Post-pandemic recovery: Advanced economies will be back on track by 2024, says IMF’s Gita Gopinath
Virendra Pandit
New Delhi: International Monetary Fund (IMF)’s First Deputy Managing Director Gita Gopinath said on Wednesday the pandemic-afflicted advanced economies will be back on track by 2024 but developing economies will be 5 percent below where they would have been otherwise.
Covid-19 had adversely affected economies worldwide. They are slowly coming back into the recovery path.
Speaking at a special session on ‘What next for global growth?’ during the ongoing World Economic Forum (WEF) Annual meeting 2022 at Davos, Gopinath said the war in Ukraine has been a major setback to the global recovery.

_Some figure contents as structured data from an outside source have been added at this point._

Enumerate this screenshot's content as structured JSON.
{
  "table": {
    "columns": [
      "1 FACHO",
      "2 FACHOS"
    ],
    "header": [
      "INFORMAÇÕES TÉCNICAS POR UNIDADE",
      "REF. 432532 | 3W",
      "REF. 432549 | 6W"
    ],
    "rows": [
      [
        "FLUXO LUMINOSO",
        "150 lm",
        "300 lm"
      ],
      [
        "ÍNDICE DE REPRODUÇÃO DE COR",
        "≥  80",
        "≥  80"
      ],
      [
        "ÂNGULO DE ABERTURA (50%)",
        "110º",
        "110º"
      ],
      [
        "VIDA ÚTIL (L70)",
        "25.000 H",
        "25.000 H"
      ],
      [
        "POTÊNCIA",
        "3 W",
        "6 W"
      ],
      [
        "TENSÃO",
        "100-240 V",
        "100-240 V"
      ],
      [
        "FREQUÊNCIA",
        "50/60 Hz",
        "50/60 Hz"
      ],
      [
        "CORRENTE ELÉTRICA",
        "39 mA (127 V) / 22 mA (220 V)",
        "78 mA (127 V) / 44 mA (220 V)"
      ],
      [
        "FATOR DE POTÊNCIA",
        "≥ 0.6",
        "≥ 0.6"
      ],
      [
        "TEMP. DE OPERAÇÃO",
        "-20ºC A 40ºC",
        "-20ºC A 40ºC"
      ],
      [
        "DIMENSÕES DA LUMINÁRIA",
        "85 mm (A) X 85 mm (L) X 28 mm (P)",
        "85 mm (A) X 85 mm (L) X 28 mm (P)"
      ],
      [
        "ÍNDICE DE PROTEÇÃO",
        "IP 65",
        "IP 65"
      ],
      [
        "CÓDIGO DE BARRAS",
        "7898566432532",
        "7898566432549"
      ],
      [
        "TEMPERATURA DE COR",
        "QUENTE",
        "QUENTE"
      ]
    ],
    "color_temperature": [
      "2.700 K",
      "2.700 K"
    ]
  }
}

“We had a serious downgrade to the global growth rate, and the world continues to face headwinds because we have a cost-of-living crisis. Prices of commodities including fuel and food are going up around the world,” she said.
She said central banks are trying to tackle this high level of inflation and raising interest rates sharply, which they must do, but that will also have consequences for global finance and trade.
Gopinath said there are very divergent economic recoveries around the world.
“While advanced economies, as per our estimates, will basically get back to where they would have been in absence of pandemic in 2024, emerging and developing economies would be 5 percent below where they would have been,” she said.
The panelists discussed that the recovery from the pandemic-triggered economic crisis has remained deeply uneven within and between countries, depending on their access to financial resources and vaccines.
As food, fuel, and financial resource crises now risk further derailing a fair recovery, they discussed how a broader set of foundations for growth can ensure long-term economic prosperity and a return to international convergence, the media reported.